COMFYCADEMIA

journal d'une lectrice et d'une éditrice

Explorer la mémoire végétale

Critique de Biotanistes, de Anne-Sophie Devriese

Éditeur
ActuSF
 
Date de parution
1er juin 2021
 
592 pages
 
Date de la critique
11 décembre 2025

Dans Biotanistes, Anne-Sophie Devriese imagine un futur où la biodiversité terrestre a presque entièrement disparu, laissant l’humanité en situation de survie permanente. Dans ce monde ravagé, une institution exclusivement féminine forme de jeunes élues (majoritairement des orphelines) à une mission aussi essentielle que périlleuse : voyager dans le passé une seule fois, au prix d’une forte probabilité de ne jamais revenir, afin d’y collecter des graines et des fragments de mémoire capables de nourrir la reconstruction écologique du présent diégétique. La protagoniste, comme ses consœurs, grandit dans un espace qui tient à la fois du couvent et du laboratoire, un lieu où l’étude, la discipline et la sororité se mêlent pour préparer ces futures voyageuses à affronter l’incompréhension d’un temps lointain.

Celles qui ne sont pas appelées à voyager, ou qui en reviennent diminuées, deviennent artisanes : elles travaillent des textiles vivants, des plantes modifiées qui s’adaptent au corps, au climat ou aux émotions de celles et ceux qui les portent. Cette hybridation entre matérialité et végétal trace le portrait d’une société qui a fait de la biologie une technologie de survie, mais aussi un art sensible, profondément ancré dans les relations quotidiennes.
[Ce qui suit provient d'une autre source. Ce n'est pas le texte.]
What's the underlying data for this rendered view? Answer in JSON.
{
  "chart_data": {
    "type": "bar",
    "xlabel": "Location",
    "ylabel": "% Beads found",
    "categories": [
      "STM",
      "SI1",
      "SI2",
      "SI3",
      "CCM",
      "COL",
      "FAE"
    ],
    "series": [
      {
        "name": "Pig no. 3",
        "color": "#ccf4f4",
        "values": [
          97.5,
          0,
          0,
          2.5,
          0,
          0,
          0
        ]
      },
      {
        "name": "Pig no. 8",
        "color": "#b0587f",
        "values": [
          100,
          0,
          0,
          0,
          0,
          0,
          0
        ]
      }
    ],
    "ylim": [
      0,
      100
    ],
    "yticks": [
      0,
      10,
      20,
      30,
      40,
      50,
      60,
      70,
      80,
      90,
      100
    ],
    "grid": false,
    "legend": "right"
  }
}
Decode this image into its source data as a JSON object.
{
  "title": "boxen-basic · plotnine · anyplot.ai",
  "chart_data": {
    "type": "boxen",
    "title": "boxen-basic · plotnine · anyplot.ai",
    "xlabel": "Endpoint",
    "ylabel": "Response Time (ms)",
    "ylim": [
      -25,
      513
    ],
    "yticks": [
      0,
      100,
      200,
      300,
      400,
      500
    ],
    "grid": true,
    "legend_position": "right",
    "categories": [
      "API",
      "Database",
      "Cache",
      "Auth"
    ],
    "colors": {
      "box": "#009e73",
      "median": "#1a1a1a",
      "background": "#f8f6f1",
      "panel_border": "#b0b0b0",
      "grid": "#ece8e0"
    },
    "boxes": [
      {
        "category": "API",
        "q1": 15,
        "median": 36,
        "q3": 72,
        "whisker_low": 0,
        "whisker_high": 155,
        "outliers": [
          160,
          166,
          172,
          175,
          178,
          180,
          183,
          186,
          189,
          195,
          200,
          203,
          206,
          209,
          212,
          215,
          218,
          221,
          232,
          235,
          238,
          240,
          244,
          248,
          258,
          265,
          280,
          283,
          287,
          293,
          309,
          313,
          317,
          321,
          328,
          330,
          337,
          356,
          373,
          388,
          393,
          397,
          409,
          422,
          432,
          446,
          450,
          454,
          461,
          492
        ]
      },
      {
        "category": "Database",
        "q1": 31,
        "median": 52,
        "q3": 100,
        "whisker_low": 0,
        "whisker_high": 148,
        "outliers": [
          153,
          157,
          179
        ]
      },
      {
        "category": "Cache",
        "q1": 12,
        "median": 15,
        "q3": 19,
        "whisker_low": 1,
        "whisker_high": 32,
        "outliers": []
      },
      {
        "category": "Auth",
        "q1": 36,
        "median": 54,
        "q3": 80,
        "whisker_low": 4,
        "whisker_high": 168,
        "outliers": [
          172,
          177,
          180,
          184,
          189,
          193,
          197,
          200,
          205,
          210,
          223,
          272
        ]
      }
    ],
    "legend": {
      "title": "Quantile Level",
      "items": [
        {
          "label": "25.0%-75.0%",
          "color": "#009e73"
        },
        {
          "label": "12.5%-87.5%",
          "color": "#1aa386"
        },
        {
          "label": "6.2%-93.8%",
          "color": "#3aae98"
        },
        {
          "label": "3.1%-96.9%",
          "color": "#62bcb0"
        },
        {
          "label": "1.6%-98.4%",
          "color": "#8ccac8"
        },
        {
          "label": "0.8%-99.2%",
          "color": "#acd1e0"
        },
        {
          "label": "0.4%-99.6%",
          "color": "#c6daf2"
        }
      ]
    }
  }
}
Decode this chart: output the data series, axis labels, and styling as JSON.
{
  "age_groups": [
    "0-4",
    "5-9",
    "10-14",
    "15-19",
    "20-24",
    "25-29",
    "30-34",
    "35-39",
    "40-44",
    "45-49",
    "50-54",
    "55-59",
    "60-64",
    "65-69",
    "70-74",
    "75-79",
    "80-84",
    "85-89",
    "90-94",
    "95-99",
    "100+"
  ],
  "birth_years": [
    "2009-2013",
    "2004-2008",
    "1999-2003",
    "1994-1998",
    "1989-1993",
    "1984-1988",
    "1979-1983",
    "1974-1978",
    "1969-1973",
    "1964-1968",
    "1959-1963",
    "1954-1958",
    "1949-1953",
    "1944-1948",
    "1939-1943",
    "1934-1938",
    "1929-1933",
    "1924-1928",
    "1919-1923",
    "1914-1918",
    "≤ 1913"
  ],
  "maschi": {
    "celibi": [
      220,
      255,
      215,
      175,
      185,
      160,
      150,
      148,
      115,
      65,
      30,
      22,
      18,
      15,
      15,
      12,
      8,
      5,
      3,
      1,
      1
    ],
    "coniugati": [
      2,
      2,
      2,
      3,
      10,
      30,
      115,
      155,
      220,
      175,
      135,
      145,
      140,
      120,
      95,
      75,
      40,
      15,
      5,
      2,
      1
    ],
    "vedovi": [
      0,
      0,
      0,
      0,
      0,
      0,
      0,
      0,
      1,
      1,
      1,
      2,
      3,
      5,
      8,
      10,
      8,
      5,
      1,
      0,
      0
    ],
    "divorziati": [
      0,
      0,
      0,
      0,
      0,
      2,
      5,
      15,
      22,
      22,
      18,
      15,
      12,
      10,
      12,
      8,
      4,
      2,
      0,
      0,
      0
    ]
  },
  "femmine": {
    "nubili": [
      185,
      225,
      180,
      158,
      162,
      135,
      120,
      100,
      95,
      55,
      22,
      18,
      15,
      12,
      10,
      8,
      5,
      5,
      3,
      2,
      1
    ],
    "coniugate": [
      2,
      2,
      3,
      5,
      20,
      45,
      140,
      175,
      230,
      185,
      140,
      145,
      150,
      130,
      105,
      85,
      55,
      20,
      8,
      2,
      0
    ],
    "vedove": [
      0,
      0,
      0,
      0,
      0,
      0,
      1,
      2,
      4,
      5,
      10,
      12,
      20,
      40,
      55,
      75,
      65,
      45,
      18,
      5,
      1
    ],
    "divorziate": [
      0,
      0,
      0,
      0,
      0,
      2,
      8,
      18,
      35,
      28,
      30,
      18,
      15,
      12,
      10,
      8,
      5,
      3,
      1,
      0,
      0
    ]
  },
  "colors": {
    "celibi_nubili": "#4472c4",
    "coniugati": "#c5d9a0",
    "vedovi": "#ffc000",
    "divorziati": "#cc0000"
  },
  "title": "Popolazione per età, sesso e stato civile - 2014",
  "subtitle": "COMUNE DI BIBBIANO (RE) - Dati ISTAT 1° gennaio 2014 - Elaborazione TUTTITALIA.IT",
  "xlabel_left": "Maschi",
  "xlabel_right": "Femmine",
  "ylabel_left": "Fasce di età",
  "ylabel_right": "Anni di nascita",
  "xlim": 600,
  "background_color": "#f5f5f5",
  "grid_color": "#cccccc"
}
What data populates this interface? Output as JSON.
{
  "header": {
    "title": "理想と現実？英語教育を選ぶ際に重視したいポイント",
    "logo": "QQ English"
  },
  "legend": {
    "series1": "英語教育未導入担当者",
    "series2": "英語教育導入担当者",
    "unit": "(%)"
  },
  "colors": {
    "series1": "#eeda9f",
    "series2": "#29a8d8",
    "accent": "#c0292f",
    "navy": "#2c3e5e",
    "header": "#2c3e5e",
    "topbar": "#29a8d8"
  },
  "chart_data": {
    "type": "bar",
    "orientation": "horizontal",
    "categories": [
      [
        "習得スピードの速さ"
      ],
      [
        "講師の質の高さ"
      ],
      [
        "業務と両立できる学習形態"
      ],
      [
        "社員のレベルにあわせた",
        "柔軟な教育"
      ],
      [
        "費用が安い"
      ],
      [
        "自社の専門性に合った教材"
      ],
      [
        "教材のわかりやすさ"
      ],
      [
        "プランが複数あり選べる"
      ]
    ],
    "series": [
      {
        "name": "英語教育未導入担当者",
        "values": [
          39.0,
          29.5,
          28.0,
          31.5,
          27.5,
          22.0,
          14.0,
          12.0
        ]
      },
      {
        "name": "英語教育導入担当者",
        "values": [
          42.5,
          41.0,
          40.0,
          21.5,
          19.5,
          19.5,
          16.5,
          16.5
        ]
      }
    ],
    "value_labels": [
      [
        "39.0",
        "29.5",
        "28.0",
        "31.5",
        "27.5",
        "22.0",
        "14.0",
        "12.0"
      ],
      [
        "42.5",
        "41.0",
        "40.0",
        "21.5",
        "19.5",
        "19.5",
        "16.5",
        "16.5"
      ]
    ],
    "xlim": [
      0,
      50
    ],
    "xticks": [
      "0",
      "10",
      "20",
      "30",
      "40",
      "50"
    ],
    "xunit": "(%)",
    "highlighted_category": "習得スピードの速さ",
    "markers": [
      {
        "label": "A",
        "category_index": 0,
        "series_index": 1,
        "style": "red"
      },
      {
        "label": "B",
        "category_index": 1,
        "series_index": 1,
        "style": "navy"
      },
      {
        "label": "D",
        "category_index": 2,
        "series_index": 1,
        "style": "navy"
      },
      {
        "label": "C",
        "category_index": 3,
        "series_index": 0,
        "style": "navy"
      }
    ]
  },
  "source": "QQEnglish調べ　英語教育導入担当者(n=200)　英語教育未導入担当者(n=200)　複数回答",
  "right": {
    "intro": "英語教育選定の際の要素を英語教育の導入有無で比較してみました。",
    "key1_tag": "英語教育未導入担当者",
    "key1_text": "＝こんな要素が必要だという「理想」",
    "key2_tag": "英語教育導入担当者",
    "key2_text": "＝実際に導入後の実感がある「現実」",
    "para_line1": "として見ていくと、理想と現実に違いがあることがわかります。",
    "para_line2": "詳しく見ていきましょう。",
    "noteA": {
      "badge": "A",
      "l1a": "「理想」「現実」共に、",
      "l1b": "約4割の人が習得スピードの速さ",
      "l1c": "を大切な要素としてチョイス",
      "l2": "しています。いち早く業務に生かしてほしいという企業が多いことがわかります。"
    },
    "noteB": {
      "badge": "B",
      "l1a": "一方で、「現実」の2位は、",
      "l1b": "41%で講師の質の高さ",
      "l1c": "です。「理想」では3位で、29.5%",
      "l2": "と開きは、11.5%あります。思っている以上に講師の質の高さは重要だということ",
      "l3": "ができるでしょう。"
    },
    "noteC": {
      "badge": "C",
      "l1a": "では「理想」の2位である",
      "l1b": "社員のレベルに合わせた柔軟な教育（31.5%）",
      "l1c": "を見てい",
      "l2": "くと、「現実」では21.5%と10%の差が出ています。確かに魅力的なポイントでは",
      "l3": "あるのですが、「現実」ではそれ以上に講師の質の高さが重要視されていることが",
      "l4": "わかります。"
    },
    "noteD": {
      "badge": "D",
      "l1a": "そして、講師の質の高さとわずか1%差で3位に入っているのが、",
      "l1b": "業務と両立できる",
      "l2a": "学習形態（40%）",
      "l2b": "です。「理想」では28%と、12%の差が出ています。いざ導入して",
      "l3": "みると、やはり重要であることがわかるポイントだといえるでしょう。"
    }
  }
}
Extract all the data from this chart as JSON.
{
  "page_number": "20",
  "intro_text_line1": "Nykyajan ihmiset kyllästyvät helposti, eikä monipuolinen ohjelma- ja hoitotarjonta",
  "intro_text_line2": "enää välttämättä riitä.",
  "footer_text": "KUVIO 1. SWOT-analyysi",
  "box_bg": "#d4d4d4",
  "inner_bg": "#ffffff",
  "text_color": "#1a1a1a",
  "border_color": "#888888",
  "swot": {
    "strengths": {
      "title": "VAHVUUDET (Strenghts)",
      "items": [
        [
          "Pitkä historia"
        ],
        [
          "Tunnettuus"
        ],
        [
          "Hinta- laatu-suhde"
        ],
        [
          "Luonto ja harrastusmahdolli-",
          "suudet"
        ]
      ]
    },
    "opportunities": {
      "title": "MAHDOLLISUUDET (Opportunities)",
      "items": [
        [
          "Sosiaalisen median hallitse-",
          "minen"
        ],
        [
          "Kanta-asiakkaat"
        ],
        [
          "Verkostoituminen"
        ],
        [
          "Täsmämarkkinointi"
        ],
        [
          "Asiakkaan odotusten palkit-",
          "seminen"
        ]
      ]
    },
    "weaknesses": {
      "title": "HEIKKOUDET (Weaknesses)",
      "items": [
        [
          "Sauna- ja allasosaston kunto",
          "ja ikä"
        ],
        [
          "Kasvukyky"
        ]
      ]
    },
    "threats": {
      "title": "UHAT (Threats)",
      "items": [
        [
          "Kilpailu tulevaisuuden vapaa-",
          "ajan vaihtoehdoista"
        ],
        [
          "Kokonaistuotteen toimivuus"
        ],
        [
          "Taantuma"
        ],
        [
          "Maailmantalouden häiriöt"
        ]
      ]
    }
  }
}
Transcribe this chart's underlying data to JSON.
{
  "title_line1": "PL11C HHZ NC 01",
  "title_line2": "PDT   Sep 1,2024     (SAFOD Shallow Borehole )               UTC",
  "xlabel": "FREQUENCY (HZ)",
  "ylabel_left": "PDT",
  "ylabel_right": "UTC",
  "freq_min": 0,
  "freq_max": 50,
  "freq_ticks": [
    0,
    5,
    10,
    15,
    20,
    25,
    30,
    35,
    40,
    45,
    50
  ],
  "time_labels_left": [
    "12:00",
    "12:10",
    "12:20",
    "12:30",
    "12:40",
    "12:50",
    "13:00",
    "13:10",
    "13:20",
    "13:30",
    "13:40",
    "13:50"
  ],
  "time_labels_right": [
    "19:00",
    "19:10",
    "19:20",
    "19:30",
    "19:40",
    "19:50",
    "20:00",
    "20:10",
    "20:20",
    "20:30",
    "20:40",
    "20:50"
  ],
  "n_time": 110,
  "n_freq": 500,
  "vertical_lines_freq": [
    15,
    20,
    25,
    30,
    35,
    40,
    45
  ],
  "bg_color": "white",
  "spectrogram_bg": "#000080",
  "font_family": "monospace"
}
Le roman distille ainsi une série de visions brèves, mais saisissantes, d’un futur où la créativité humaine s’exerce avant tout pour réparer, maintenir et préserver.

Dans la seconde partie du roman, l’intrigue — relativement simple par nature, car pensée pour un lectorat adolescent — se déploie autour des choix éthiques et politiques auxquels sont confrontées les jeunes femmes. À mesure que la protagoniste découvre les contradictions internes de l’institution chargée d’assurer la pérennité de l’espèce, une résistance discrète s’organise dans ses marges, rappelant combien les récits d’émancipation émergent fréquemment des interstices plutôt que des centres de pouvoir. Il y a ici un écho, subtil, mais réel, aux Chroniques du pays des mères d’Élisabeth Vonarburg : même sororité structurante, même tension entre institution et individu, mais dans une version moins dystopique, où la place des hommes demeure ouverte et libre au sein du reste de la cité.

Cette vision fait de Biotanistes une proposition singulière dans le champ du solarpunk. Là où le genre explore souvent des communautés résilientes et inventives dans un futur encore habitable, Devriese se situe après l’effondrement, au moment où la reconstruction commence à peine. Le roman propose ainsi une forme de solarpunk tournée vers les ruines : moins triomphante, plus fragile, mais tout aussi porteuse d’espoir. Les incursions dans notre présent — perçu comme le prélude à la catastrophe — fonctionnent comme des avertissements, certes convenus, mais efficaces, sur notre responsabilité collective face à l’érosion du vivant.

Si la narration reste volontairement accessible et parfois linéaire, elle offre néanmoins un terrain riche pour réfléchir à la manière dont les sociétés humaines pourraient, un jour, assumer la charge de réparer le monde plutôt que de le consommer. Les discussions entre les personnages, la place accordée au soin, à la transmission, et à la possibilité même de désobéir, construisent une lecture stimulante, notamment pour un public jeune. Biotanistes réussit ainsi à conjuguer aventure, éthique écologique et exploration sensible de la sororité — et c’est dans cet équilibre que réside sa plus belle réussite.